I’m getting old. I can understand the words, but not the content. At this point, show me dissassembly so that I can understand what actually happens on the fundamental byte/cpu instruction level, then I can figure out what you’re trying to explain.
Variance doesn't affect generated code because it acts earlier than that: determining whether code is valid or not and in doing so preventing invalid code (UB) from being compiled in the first place.

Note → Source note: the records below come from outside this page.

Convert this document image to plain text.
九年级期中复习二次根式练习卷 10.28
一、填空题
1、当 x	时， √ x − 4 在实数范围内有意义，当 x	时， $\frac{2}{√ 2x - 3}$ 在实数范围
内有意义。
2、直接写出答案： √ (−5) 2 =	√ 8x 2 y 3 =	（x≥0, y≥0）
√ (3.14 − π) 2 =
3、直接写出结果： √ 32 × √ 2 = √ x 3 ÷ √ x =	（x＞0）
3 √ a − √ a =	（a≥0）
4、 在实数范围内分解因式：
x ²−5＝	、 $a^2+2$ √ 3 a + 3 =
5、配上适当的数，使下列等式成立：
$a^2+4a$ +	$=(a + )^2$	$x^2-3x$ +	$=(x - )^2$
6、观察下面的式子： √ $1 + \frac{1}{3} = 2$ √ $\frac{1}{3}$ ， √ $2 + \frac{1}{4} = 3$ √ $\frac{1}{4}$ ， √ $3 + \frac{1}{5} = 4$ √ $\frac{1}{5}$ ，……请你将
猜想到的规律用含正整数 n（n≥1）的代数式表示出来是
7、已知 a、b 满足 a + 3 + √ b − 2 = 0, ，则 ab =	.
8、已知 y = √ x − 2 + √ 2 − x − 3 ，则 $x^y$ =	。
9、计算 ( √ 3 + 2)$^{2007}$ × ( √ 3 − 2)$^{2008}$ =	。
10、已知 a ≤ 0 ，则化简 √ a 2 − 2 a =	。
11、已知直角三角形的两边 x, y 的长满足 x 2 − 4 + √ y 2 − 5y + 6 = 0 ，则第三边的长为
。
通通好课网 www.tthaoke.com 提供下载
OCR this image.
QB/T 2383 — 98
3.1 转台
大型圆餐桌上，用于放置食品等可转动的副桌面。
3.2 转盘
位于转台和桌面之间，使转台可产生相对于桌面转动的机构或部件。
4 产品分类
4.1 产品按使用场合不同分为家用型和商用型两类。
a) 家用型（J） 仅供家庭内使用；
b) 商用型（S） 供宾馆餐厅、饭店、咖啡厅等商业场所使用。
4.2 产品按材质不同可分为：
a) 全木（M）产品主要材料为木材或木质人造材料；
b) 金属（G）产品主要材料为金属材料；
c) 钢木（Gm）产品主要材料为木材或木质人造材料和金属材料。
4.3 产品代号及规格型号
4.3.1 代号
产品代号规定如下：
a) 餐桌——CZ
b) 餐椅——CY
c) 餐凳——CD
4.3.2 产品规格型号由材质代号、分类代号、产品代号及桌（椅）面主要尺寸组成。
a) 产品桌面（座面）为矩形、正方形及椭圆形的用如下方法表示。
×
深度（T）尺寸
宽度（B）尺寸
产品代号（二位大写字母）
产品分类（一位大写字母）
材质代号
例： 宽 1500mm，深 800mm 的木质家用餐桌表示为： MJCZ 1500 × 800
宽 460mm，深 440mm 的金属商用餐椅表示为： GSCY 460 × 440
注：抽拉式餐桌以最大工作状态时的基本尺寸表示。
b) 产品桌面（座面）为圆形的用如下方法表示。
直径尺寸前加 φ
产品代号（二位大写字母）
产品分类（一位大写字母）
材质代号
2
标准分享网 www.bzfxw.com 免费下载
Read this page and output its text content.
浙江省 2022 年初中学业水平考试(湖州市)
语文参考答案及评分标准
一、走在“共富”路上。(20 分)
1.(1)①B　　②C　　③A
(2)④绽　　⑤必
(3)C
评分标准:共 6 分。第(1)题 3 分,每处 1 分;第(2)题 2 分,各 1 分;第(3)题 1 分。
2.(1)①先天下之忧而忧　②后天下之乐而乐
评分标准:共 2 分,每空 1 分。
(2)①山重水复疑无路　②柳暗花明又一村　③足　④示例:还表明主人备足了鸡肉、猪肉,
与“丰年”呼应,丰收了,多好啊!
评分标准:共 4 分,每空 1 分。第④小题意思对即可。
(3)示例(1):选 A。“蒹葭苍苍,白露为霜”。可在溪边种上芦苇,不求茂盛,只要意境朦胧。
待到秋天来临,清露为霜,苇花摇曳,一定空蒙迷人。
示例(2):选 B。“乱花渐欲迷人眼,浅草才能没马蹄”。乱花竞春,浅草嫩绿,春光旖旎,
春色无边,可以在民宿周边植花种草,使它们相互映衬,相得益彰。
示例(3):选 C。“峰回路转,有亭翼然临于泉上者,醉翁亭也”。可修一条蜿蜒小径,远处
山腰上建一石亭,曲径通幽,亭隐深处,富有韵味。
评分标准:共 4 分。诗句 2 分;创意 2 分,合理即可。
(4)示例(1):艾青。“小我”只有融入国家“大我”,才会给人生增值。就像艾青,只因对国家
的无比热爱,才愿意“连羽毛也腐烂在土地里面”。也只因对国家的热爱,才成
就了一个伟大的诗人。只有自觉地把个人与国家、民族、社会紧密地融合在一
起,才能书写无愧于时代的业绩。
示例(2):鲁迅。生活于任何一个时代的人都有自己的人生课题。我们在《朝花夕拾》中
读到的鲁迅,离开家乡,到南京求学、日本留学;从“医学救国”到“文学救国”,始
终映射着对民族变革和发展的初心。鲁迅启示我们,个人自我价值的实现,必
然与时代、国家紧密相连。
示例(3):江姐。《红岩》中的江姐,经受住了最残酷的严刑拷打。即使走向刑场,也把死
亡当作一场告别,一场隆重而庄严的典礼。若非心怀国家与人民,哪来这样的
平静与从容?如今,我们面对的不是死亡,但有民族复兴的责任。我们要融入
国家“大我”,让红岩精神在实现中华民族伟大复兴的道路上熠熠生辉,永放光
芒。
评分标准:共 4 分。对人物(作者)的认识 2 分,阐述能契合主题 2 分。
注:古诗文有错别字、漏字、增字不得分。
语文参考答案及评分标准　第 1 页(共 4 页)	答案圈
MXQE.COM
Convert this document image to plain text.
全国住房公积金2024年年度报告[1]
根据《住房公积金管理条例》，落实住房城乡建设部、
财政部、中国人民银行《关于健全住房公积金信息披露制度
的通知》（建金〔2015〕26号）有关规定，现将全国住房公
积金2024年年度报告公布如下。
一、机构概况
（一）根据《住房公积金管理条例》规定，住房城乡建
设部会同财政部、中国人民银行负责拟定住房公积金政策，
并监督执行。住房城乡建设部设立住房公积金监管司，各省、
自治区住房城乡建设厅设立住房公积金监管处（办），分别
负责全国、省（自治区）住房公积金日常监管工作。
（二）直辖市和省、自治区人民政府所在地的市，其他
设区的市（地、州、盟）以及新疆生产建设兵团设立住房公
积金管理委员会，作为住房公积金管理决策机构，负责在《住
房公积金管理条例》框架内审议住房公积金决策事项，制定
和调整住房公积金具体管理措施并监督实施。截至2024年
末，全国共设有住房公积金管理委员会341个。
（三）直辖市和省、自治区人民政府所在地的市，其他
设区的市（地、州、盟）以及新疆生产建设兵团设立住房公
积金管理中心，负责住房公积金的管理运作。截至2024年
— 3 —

The simplest example of incorrect variance → UB is that `&'a mut T` must be invariant in T. If it were covariant, you could take a `&'a mut &'static T`, write a `&'b T` into it for some non-static lifetime `'b` (since `'static: 'b` for all `'b`), and then... kaboom. 'b ends but the compiler thought this was a `&'a mut &'static T`, and you've got a dangling reference.
`&'a mut T` can't be covariant in T for a similar reason: if you start with a `&'a mut &'b T`, contravariance would let you cast it to a `&'a mut &'static T`, and then you'd have a `&'static T` derived from a `&'b T`, which is again kaboom territory.
So, variance’s effect is to guide the compiler and prevent dangling references from occurring at runtime by making code that produces them invalid. Neither of the above issues is observable at runtime (barring compiler bugs) precisely because the compiler enforces variance correctly.
It doesn't have zero effect. Like everything about type systems, it helps prevent incorrect, and possibly unsound, code from compiling. So I guess the giant runtime effect is that you either have a program to run or not.